Facebook for Jornalists- Karla Geci

Facebook claims 1.3 billion worldwide users and has 26 million active daily users in the UK – 22 million of whom use their mobile, checking it on average 14 times a day.

For journalists, it is vast source of content and contacts – and also a way of getting material to a wide audience and engage in conversation.

Karla Geci, head of media partnerships at Facebook, told the news:rewired conference, today in London: “Just like the telephone, the newswires and the web, it’s a tool. You’ll still need to use your instinct, your fact-checking skills and your sense of what makes a good story.”

Here are some of Geci’s top tips for journalists looking to get the most out of Facebook:

Search material on a topic using interest lists

This allows you to follow all posts from any number of selected pages or profiles – without having to ‘like’ them (which would have been visible to your friends). Go to the news feed, interests, add interests, create a new list. Search for the organisations or people you want to follow and you can choose whether the list is publicly visible or private

Finding people with search filters

Facebook allows you to find people based on their interests and profile information – data they have chosen to share publicly. For example, search results can be filtered to find only men/women, born after a certain date, who like a certain TV show or political group.

Personal profile? Let people ‘follow’ you

Personal profiles are limited to 5,000 friends – but an unlimited number of ‘followers’ are allowed on the social network. The follow function is not automatically enabled.

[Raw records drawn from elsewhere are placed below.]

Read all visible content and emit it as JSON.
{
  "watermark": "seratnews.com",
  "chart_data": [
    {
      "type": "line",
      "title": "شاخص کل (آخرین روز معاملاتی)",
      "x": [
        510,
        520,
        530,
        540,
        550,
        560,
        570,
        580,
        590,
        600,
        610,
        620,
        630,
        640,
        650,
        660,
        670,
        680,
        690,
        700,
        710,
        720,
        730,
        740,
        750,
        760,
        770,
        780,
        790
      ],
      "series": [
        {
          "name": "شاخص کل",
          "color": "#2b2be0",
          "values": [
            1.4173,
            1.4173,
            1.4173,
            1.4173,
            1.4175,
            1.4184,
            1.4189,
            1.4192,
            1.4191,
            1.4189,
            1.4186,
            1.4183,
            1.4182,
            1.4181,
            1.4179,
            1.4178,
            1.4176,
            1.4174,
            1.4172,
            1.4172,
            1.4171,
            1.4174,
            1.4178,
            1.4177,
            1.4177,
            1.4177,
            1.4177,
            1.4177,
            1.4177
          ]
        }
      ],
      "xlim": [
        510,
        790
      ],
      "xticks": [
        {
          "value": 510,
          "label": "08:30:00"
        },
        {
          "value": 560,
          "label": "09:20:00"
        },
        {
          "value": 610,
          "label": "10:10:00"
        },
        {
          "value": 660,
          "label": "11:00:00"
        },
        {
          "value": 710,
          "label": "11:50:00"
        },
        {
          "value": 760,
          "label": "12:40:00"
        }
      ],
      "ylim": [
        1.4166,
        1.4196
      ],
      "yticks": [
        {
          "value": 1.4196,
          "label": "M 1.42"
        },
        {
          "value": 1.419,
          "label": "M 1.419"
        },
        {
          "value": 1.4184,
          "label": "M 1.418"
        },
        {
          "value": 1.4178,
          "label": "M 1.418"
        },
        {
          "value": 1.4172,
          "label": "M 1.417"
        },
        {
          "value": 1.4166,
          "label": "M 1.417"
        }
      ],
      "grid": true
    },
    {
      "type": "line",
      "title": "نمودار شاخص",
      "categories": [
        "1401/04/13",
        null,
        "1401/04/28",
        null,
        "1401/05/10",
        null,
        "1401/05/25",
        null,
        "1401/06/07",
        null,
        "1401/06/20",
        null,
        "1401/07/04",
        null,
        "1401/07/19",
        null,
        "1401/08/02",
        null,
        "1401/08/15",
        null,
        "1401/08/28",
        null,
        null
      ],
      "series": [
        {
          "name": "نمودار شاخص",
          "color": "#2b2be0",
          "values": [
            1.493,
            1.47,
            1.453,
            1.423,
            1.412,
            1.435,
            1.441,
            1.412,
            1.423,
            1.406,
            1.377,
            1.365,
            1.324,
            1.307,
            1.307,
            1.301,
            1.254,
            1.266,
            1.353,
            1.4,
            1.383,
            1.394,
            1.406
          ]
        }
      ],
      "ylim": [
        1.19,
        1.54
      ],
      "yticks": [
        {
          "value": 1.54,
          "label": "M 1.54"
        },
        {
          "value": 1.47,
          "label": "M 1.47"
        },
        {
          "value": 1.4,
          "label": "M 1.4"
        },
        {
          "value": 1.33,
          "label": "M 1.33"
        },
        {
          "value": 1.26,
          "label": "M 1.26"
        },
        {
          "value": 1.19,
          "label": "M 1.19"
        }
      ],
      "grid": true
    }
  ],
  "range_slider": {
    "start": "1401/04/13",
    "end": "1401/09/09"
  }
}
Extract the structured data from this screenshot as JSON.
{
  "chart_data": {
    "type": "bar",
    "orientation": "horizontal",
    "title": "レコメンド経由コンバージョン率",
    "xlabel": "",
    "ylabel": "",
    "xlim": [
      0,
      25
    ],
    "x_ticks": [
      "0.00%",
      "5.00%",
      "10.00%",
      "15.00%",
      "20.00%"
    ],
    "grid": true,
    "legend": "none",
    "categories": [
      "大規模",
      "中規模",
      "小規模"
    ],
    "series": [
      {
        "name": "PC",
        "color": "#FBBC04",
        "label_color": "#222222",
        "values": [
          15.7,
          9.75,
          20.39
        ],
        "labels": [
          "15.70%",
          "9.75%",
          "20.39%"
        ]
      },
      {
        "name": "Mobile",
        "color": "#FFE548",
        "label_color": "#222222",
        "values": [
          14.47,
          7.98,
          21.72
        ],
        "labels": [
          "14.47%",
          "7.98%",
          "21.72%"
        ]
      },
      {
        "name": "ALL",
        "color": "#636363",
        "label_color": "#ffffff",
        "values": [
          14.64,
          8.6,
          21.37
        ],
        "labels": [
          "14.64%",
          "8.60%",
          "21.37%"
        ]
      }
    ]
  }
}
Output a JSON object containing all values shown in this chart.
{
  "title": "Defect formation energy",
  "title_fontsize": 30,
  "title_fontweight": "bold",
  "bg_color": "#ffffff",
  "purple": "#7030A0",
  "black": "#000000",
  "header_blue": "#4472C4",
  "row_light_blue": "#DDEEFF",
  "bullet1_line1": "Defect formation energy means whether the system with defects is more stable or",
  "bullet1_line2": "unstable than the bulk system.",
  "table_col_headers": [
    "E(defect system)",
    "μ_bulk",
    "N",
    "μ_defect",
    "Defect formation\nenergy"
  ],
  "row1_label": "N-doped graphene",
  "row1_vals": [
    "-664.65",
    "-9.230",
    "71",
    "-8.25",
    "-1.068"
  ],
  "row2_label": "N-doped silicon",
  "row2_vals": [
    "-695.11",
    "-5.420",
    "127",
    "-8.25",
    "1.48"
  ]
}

With each post you make, you can choose whether it is visible to just your friends or publicly to your followers. Reward your audience with exclusive content and use a conversational tone when posting. Photos are some of the most engaged-with content.

Engage in conversation – don’t just promote

Geci says:

Facebook pages work best as a marketing tool when you don’t think of them as a marketing tool. Weaving in stories, asking for contributions and creating a lively environment on the page gives people a reason (to stay there).

Refer to your page insights regularly

Geci says this is “the difference between a really successful community manager and one who is moderately successful”.

She added:

Look at your insights and tailor your content accordingly. Before you post think about your objective: are you trying to source information, find particular people, or just share something interesting?